Predictive Modelling of Traffic Flow with Deep Learning Techniques

Abstract

This project delves into predictive modeling for traffic flow using deep learning techniques, focusing on the Metro Interstate dataset. Traffic Flow Prediction (TFP) is crucial for Intelligent Transport Systems (ITS), optimizing vehicle movement, reducing congestion, and improving route efficiency. Leveraging advancements in Artificial Intelligence (AI), Machine Learning (ML), Deep Learning (DL), and Big Data, our study explores various techniques and models for TFP. We highlight DL models' advantages over traditional ML methods, propelled by the wealth of real-time traffic data fostered by smart cities, presenting opportunities to craft robust predictive models. The core of our project revolves around developing a multi-step Recurrent Neural Network (RNN) with Long Short-Term Memory (LSTM) architecture. Our model forecasts traffic volume between Minneapolis and St.

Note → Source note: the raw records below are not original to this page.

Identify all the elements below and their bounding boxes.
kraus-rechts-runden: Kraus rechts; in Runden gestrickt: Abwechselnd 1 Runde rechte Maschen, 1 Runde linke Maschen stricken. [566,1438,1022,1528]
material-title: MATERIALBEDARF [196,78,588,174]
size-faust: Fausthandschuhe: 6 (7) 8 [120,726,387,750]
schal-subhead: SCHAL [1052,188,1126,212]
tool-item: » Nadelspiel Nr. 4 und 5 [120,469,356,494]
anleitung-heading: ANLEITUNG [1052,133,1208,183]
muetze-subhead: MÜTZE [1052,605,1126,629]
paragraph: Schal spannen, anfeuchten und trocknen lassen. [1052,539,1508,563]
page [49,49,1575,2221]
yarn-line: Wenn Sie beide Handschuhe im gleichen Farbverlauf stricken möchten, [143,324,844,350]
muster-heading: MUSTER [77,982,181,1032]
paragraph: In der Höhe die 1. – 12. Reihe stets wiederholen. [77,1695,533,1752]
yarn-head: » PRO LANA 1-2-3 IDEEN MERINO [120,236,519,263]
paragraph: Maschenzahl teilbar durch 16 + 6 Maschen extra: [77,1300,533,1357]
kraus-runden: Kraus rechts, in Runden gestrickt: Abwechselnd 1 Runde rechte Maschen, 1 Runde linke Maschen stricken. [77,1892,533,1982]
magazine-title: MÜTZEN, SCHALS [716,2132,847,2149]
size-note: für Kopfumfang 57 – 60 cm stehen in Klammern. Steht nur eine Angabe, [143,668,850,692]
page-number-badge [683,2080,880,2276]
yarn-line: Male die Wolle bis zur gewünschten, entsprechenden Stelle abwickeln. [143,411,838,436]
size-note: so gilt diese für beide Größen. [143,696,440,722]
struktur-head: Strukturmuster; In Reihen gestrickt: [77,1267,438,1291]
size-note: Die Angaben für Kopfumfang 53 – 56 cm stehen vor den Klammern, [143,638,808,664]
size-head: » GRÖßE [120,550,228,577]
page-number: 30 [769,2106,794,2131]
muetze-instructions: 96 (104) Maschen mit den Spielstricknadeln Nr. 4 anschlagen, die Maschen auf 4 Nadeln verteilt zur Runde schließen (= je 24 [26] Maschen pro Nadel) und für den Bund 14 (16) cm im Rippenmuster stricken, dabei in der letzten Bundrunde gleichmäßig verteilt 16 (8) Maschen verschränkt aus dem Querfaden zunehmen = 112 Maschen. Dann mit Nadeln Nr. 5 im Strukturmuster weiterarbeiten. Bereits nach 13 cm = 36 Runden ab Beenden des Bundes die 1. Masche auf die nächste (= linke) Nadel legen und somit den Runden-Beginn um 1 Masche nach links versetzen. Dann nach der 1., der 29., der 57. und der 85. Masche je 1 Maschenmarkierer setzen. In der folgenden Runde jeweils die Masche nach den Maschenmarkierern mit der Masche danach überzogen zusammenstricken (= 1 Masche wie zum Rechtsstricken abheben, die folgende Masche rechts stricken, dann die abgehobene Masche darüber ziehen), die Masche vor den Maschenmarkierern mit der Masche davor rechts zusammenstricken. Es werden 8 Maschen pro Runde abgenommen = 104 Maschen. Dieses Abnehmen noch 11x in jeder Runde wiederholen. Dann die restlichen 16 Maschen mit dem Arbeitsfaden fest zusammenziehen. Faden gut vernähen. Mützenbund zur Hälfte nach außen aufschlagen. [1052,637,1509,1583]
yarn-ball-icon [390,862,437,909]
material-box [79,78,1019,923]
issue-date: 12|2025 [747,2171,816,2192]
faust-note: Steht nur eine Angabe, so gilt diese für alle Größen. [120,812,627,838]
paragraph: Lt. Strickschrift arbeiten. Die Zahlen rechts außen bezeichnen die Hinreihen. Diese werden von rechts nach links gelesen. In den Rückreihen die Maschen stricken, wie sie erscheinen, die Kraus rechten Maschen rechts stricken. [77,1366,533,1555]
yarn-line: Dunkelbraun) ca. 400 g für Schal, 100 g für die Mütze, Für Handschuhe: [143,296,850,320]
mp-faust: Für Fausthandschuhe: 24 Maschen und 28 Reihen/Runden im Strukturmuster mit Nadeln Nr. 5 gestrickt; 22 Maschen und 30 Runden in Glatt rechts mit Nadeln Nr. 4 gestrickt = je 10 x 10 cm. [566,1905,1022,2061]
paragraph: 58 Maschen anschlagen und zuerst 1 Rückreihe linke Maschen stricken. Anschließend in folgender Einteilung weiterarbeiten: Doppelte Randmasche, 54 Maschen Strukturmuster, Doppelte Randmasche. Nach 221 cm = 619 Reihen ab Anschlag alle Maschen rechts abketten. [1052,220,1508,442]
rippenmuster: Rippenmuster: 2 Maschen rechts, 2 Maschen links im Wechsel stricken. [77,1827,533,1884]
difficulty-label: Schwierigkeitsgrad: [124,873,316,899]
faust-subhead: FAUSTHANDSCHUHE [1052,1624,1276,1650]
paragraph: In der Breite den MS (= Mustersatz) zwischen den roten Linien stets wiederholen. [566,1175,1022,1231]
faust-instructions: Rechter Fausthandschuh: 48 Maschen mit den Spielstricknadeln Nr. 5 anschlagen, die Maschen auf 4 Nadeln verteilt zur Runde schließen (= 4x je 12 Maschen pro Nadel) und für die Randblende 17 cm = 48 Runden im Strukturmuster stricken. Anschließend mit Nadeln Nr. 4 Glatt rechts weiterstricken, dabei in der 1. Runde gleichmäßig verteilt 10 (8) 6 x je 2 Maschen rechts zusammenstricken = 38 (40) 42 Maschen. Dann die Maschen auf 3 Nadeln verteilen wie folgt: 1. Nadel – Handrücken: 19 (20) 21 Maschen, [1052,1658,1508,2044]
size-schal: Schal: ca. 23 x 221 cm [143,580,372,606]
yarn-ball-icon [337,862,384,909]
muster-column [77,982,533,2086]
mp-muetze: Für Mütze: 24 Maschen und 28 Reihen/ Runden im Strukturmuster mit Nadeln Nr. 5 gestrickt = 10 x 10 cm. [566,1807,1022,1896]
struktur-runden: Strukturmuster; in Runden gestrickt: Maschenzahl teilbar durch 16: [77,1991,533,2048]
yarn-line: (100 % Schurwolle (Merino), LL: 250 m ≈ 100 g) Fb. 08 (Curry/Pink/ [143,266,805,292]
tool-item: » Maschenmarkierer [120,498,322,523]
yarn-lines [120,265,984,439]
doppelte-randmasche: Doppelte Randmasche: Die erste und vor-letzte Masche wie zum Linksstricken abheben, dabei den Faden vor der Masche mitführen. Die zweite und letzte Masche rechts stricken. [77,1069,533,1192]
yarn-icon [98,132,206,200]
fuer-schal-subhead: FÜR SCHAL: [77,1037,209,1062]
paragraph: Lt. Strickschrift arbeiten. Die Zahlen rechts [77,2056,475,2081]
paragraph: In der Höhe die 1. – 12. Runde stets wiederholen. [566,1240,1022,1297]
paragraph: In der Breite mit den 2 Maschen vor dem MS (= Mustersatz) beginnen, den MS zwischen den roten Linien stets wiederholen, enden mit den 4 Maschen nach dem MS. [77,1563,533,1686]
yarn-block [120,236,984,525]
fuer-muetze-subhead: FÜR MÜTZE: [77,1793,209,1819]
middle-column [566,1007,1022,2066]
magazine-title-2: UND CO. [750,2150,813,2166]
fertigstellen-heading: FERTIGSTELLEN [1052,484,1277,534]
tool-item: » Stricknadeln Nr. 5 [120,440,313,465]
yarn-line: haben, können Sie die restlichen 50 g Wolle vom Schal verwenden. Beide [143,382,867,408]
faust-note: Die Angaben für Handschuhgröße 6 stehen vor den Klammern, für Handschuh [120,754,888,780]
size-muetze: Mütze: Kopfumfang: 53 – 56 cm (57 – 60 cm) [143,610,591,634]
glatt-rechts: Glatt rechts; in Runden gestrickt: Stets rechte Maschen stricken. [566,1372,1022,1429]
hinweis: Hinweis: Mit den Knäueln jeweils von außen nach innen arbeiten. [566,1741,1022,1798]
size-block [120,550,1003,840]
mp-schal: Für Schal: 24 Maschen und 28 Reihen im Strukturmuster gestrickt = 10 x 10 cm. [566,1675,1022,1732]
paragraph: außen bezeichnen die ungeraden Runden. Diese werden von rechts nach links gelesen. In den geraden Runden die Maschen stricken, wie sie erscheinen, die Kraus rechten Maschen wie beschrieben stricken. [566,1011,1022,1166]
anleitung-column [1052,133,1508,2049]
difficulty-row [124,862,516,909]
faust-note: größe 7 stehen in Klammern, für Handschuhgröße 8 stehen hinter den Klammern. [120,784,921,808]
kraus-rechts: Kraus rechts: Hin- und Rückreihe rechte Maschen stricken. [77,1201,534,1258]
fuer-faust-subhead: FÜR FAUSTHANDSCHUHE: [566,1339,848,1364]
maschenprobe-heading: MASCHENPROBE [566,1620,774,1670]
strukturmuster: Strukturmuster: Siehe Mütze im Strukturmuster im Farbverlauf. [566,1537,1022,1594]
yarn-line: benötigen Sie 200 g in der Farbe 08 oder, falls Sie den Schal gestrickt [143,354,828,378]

Paul, Minnesota, predicting volume two hours into the future based on a six-hour historical window. We explore DL algorithms' efficacy, including LSTM and Gated Recurrent Unit (GRU), in mitigating challenges like the vanishing gradient problem common in RNNs. Our analysis compares various NN models, emphasizing the importance of data availability for training and fine-tuning ML/DL models, with the Metro Interstate dataset serving as a crucial asset for comprehensive traffic flow analysis and model development.